The Last Great Fight by Joe Layden (St. Martin's Press) Mike Tyson vs. Buster Douglas...Febuary 10, 1990.

The Long Embrace by Judith Freeman (Pantheon Book) Raymond Chandler and his life-long love affair with his wife, Cissy Pascal. The in-person research is astounding!

Miles Davis by Jeremy Yudkin (Indiana University Press) An invaluable biography of the musician who invented "cool".

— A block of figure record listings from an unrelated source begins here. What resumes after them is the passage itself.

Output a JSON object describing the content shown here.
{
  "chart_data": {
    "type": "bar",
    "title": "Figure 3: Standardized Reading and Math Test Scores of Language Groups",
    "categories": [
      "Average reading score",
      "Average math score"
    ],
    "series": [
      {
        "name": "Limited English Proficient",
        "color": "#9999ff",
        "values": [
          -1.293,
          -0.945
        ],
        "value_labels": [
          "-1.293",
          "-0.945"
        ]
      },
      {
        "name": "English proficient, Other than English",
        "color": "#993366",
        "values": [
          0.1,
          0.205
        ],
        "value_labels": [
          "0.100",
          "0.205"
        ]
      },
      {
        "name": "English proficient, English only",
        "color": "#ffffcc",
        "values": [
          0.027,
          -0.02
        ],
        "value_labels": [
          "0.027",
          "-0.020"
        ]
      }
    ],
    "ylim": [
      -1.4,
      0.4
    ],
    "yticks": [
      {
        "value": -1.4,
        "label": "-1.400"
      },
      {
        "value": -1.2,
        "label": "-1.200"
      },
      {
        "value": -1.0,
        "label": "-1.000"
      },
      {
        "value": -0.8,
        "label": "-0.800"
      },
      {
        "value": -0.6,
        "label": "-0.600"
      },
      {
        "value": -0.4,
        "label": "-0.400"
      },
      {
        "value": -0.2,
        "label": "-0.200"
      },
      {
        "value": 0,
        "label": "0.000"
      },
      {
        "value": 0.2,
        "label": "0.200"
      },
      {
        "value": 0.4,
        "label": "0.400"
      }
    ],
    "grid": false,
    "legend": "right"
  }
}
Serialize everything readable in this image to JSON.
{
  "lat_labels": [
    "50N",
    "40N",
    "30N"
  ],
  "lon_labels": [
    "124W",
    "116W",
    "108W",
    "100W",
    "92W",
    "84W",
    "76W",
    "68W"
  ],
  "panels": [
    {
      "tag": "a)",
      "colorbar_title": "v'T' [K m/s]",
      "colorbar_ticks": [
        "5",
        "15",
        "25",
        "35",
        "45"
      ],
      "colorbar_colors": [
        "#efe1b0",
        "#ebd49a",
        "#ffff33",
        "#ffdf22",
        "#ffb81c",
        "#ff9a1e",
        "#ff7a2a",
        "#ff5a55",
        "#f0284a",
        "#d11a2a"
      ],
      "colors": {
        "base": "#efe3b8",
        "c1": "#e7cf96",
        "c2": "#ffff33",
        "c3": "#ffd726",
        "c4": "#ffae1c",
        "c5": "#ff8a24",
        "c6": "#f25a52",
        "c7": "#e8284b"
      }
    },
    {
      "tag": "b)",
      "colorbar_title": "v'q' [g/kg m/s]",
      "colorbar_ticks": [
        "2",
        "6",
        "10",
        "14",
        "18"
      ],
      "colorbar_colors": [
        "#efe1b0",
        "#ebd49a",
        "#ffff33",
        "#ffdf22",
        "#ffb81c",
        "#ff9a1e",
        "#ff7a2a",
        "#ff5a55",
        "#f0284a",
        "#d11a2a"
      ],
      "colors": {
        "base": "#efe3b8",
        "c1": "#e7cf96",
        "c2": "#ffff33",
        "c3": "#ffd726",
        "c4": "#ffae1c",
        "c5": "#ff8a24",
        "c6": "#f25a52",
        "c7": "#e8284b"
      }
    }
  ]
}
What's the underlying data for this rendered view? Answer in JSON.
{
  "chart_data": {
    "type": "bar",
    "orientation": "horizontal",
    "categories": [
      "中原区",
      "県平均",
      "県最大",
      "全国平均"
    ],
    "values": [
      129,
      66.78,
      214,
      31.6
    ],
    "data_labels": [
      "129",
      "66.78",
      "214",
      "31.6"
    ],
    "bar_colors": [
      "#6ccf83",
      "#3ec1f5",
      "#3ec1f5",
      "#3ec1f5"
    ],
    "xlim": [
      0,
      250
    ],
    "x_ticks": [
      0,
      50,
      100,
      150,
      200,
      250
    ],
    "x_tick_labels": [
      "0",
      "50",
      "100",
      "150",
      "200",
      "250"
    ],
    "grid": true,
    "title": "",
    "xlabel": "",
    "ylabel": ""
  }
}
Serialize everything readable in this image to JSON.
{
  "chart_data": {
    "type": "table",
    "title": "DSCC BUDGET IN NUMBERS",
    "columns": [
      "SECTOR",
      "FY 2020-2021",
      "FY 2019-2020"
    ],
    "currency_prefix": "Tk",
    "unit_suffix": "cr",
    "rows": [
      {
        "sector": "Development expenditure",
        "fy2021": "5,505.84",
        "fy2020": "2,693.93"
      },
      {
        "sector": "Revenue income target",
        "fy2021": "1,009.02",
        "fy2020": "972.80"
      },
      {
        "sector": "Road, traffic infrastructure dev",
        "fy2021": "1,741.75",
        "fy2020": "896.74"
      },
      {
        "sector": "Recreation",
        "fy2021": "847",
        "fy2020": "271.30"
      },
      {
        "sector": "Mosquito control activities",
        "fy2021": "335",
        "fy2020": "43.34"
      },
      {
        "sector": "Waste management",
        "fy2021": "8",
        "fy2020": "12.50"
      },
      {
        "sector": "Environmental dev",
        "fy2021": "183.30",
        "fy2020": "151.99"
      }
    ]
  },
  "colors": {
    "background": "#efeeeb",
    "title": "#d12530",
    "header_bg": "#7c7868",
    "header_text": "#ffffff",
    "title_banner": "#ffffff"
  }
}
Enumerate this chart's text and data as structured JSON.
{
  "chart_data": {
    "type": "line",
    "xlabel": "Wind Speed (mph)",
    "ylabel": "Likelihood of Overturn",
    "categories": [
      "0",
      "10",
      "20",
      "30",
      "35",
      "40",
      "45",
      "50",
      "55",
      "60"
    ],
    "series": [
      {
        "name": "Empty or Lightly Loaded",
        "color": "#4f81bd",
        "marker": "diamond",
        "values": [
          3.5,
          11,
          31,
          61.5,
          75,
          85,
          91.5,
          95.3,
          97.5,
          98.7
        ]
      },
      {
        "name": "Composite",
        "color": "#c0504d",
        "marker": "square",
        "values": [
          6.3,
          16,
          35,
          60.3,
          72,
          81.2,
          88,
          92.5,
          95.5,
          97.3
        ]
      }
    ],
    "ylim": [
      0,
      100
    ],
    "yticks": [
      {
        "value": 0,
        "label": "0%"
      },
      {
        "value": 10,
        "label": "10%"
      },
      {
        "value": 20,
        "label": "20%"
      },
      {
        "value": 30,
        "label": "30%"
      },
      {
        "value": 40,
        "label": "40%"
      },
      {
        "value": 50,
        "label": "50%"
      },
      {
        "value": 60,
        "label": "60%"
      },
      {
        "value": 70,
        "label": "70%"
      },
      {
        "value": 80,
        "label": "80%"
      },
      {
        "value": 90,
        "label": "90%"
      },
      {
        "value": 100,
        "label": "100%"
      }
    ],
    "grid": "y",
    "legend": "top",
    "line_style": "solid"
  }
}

My View From The Corner by Angelo Dundee (McGraw-Hill) A very exciting book...live from ringside...and really funny!

January 7:

My Favorite Books...

Herman Wouk wrote The Caine Mutiny...
HUCKLEBERRY FINN
DON QUIXOTE
THE AUTOBIOGRAPHY OF ANTHONY TROLLOPE

 

January 4:

Writer's At Work...
Toni Morrison wrote Beloved...
"What I Really want is that intimacy in which the reader is under the impression that he isn't really reading this; that he is participating in it as he goes along. It's unfolding, and he's always two beats ahead of the characters and right on target."
from...Writers On The Art Of Writing by Nancy Crampton (The Quantuck Lane Press)
 

Jim Agnew's Best BookPick...2007...

My Best Book pick of 2007 is...True Believer: Inside The Investigation And Capture Of Anna Montes, Cuba's Master Spy by Scott W. Carmichael (Naval Institute Press/www.usni.org)

True Believer is a non-fiction page turner. The rare book you carry around with you until you've finished it and then read it again to focus on the complicated parts.

The arrest of Anna Montes took years of quiet patience on Scott Carmichael's part and his great book reflects that due deligence.